In an announcement from Greg Rickford, Ontario’s Minister of Northern Development, Mines, Natural Resources and Forestry on Monday, March 28, the plan was revealed as a way to help drive economic growth within the northern regions, and to help ensure the forestry sector remains strong for future generations.
The plan is intended to promote economic opportunities for using two different types of forest biomass. The first is forest biofibre, which is made up of the parts of the tree that aren’t normally used for for more conventional products. These can be tree tops, culled trees, varieties of tree that are unmarketable or trees that are salvaged as a result of a natural disturbance. The other variety of forest biomass included in the plan is mill by-products generated from forest product manufacturing like bark, wood shavings and sawdust.
These lower quality and less desirable wood products can then be used in a number of different and as-yet unrealized way within the region, as the province itself recognizes the sector has an opportunity for growth.
“Innovative uses of forest biomass will create new sources of renewable and environmentally friendly products and ways of doing business,” Rickford said in a press release announcing the province’s plan.
“Our government’s Forest Biomass Action Plan will secure forestry jobs across the north and ensure our province has the materials we need to Build Ontario.”
According to the province, the five-year plan will look to find new uses for forest biomass, along with improving the business environment for forest biomass products and supporting involvement for Indigenous communities in the forest biomass supply chains. The forestry sector is already well-equipped to begin expanding the uses for forest biomass, particularly as it is already highly integrated, with by-products from one mill or producer being used by others for different purposes, such as generating energy or other products.
The release notes that the announcement coincides with with the Hearst-based Calstock Generating Station securing a contract for biomass-fired electricity following Minister of Energy Todd Smith’s direction for the Independent Electricity System Operator to enter into a procurement contract that recognized the station’s importance in the region.
“We know that biomass is essential to our forestry industry, and that the industry is essential to Northern Ontario, which is what makes our government’s action plan a win-win for all,” Smith said.
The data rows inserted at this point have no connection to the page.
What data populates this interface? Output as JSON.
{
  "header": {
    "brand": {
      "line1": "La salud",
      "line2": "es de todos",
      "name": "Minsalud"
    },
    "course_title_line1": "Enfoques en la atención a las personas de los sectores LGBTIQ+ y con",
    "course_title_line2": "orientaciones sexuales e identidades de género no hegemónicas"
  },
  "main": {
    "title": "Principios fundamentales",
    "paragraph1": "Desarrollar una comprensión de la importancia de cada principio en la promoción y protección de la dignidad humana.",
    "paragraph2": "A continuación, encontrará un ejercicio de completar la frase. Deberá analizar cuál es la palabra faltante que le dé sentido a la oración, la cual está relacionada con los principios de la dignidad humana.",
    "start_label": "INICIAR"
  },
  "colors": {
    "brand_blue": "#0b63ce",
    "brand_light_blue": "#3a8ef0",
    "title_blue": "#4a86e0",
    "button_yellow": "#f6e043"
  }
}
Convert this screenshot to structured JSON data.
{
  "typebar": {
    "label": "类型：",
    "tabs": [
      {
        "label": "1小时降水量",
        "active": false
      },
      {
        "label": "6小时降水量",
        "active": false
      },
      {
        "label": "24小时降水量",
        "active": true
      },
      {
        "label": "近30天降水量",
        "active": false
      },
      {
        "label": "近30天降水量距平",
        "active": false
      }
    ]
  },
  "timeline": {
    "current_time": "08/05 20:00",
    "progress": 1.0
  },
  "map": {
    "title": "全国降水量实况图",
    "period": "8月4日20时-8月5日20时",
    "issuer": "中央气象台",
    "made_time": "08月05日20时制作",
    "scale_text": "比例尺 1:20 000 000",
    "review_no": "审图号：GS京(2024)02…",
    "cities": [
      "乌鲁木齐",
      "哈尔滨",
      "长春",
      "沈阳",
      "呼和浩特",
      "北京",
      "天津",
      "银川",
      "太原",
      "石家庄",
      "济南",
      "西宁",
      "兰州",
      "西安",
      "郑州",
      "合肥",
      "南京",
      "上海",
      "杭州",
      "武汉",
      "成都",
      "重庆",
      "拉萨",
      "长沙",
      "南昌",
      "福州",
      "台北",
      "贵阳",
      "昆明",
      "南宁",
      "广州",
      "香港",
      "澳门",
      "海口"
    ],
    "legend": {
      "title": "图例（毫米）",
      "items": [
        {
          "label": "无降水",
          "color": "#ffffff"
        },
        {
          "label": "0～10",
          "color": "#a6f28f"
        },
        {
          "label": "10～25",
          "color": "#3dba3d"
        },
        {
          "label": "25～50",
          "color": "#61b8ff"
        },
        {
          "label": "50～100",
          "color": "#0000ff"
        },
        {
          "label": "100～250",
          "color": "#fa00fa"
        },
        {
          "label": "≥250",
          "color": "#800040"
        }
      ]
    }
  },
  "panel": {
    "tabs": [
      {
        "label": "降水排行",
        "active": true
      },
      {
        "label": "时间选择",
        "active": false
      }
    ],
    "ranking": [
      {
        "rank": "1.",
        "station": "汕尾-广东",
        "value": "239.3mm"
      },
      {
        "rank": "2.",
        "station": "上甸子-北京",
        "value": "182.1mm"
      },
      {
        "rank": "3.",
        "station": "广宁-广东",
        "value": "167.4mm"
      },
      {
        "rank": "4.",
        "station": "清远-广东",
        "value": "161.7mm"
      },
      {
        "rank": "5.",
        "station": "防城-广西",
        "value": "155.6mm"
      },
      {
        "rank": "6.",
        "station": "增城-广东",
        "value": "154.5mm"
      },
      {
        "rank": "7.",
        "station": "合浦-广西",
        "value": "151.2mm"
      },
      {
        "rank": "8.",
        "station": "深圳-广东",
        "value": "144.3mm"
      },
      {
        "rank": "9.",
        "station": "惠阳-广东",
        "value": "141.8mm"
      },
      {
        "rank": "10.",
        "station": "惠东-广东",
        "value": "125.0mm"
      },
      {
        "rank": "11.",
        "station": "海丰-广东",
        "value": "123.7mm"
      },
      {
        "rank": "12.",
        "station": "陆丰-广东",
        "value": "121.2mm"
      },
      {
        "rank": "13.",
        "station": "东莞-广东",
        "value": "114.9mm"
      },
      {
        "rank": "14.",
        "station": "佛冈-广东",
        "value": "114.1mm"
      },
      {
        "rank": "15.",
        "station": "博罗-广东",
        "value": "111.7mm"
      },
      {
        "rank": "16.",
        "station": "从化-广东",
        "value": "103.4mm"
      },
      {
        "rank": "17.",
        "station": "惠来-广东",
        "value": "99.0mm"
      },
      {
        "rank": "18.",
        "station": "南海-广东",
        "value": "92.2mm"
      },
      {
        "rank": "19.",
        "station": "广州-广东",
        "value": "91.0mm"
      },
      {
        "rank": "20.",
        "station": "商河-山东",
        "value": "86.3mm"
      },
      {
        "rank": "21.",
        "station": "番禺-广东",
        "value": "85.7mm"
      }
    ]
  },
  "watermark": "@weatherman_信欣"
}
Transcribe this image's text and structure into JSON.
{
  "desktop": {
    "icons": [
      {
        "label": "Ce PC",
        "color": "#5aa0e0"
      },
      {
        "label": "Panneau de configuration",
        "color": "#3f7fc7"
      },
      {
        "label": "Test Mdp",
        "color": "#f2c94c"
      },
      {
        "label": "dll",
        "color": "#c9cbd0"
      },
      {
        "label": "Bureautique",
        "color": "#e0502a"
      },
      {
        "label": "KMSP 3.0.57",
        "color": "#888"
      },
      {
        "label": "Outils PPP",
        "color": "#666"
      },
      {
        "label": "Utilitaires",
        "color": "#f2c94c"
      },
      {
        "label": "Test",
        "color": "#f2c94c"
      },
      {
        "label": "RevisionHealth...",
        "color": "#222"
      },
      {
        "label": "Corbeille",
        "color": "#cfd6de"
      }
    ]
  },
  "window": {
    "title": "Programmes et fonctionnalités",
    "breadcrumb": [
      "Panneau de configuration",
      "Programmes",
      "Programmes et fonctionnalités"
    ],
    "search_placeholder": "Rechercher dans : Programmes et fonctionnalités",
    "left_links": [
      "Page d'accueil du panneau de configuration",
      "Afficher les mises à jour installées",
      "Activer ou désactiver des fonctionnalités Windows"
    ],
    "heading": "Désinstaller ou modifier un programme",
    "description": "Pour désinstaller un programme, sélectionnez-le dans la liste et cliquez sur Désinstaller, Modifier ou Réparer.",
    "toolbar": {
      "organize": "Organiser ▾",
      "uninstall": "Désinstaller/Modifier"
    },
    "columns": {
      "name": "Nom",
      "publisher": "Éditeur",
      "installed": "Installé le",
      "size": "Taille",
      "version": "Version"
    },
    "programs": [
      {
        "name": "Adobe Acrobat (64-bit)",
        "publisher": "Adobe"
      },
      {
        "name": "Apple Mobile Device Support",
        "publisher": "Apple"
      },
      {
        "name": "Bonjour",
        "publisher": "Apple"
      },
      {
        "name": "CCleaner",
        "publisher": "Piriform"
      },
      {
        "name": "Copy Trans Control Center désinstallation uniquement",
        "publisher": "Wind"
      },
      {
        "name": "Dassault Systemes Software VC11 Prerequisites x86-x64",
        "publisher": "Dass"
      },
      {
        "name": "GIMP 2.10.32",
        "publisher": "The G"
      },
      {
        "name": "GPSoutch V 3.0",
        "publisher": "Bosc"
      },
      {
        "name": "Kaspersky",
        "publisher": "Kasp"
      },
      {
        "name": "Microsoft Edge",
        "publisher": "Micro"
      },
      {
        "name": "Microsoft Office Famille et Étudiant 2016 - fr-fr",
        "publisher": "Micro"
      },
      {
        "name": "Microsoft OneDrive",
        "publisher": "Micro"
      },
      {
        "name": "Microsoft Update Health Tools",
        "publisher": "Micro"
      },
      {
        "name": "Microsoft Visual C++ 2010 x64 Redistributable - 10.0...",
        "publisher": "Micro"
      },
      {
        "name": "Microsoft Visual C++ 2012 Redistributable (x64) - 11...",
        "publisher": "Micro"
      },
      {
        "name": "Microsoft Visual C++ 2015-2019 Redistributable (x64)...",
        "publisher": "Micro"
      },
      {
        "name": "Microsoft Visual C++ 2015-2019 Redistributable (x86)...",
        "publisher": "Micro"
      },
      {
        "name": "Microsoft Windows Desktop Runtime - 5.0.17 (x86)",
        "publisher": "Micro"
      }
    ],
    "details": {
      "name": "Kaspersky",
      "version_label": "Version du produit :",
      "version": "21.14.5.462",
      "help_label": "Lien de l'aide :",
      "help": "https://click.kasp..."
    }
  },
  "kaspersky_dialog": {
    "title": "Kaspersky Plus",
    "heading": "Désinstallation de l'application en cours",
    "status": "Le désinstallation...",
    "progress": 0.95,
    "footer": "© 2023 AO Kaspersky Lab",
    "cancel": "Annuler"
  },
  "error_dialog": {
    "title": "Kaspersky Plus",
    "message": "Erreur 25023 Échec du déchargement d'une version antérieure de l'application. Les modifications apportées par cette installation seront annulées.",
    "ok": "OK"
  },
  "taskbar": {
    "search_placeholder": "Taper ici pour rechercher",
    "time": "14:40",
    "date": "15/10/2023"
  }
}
“Securing biomass-fired electricity generation at Calstock Generating Station will continue to promote clean generation, support small communities and secure jobs across the North while maintaining electricity rate stability for families and businesses.”
The province notes the deelopment of the plan was supported by a diverse working group with interests in forest biomass and included Indigenous partners, businesses and associations like the Wiikwemkoong Unceded Territory, located on Manitoulin Island. The final plan includes input and feedback generated from Indigenous communities and the general public following a “significant consultation process.”